FBN | Série Documentos Literários – João da Cruz e Souza

cruz

No âmbito das comemorações do mês da Consciência Negra, a série Documentos Literários, colaboração da Divisão de Manuscritos, apresenta o poeta João da Cruz e Sousa, que nasceu em 24 de novembro de 1861, em Nossa Senhora do Desterro, atual Florianópolis (SC).

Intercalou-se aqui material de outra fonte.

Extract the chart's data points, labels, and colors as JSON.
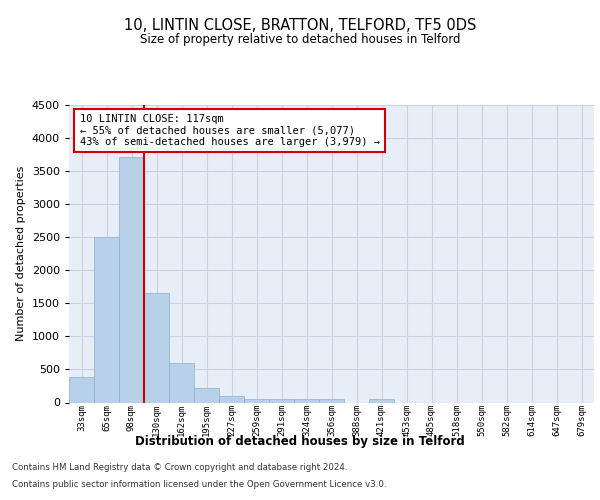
{
  "title": "10, LINTIN CLOSE, BRATTON, TELFORD, TF5 0DS",
  "subtitle": "Size of property relative to detached houses in Telford",
  "xlabel": "Distribution of detached houses by size in Telford",
  "ylabel": "Number of detached properties",
  "categories": [
    "33sqm",
    "65sqm",
    "98sqm",
    "130sqm",
    "162sqm",
    "195sqm",
    "227sqm",
    "259sqm",
    "291sqm",
    "324sqm",
    "356sqm",
    "388sqm",
    "421sqm",
    "453sqm",
    "485sqm",
    "518sqm",
    "550sqm",
    "582sqm",
    "614sqm",
    "647sqm",
    "679sqm"
  ],
  "values": [
    380,
    2500,
    3720,
    1650,
    590,
    220,
    100,
    55,
    55,
    55,
    50,
    0,
    55,
    0,
    0,
    0,
    0,
    0,
    0,
    0,
    0
  ],
  "bar_color": "#b8d0e8",
  "bar_edge_color": "#8ab0d0",
  "highlight_bar_index": 3,
  "highlight_line_color": "#cc0000",
  "annotation_text": "10 LINTIN CLOSE: 117sqm\n← 55% of detached houses are smaller (5,077)\n43% of semi-detached houses are larger (3,979) →",
  "annotation_box_edge_color": "#cc0000",
  "ylim": [
    0,
    4500
  ],
  "yticks": [
    0,
    500,
    1000,
    1500,
    2000,
    2500,
    3000,
    3500,
    4000,
    4500
  ],
  "grid_color": "#c8d4e4",
  "background_color": "#e8eef8",
  "footer_line1": "Contains HM Land Registry data © Crown copyright and database right 2024.",
  "footer_line2": "Contains public sector information licensed under the Open Government Licence v3.0."
}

Cruz e Souza era filho de escravos alforriados e teve sua educação garantida pela família dos antigos senhores. Desde pequeno, o menino mostrou pendor para as letras, especialmente a poesia. Dos 10 aos 15 anos, estudou no Ateneu Provincial Catarinense, e, aos 16, começou a publicar seus primeiros versos. Aos 20, além de ter sido um dos fundadores do jornal literário “Colombo”, entrou para uma companhia teatral, percorrendo vários estados do Brasil.

De volta a Santa Catarina, Cruz e Sousa ficou durante algum tempo à frente do jornal “Tribuna Popular”, por meio do qual combateu a escravidão e o preconceito racial – o mesmo preconceito que, em 1883, o impediria de tomar posse como promotor de Laguna. Dois anos depois, passou a dirigir o semanário “O Moleque” e publicou um livro de poemas em prosa, “Tropos e Fantasias”, em parceria com Virgílio Várzea. Em 1890, mudou-se para o Rio de Janeiro, onde colaborou em vários periódicos, sempre assumindo uma postura crítica em relação à política e às relações sociais.

Os livros mais conhecidos de Cruz e Sousa, “Missal” e “Broquéis”, foram publicados em 1893. No mesmo ano, o poeta se casou com Gavita Rosa Gonçalves, também descendente de escravos, com quem teve quatro filhos. Todos morreram de tuberculose, causando grande sofrimento ao casal e problemas de saúde a Gavita. Por fim, o próprio Cruz e Sousa foi vitimado pela doença, vindo a morrer no dia 19 de março de 1898, em Curral Novo (MG), onde buscava tratamento. As despesas do funeral foram pagas por amigos, entre eles José do Patrocínio.

Cruz e Sousa deixou vários poemas que seriam publicados em livros póstumos, sem que, contudo, alcançassem a importância de “Missal” e “Broquéis”, obras precursoras do Simbolismo no Brasil. A crítica internacional o considera um dos maiores expoentes do movimento nas letras ocidentais. Seus poemas, que lhe valeram as alcunhas de “Dante Negro” e “Cisne Negro”, caracterizam-se pelo uso de imagens fortes e evocativas, denotando uma grande sensibilidade e inquietações espirituais e metafísicas.

O documento que ilustra esta mostra é um catálogo da Exposição do Centenário de Nascimento de Cruz e Sousa, realizada na Biblioteca Nacional em 1961. A maior parte dos documentos expostos pertencia ao acervo do crítico José Cândido de Andrade Muricy (1895-1984).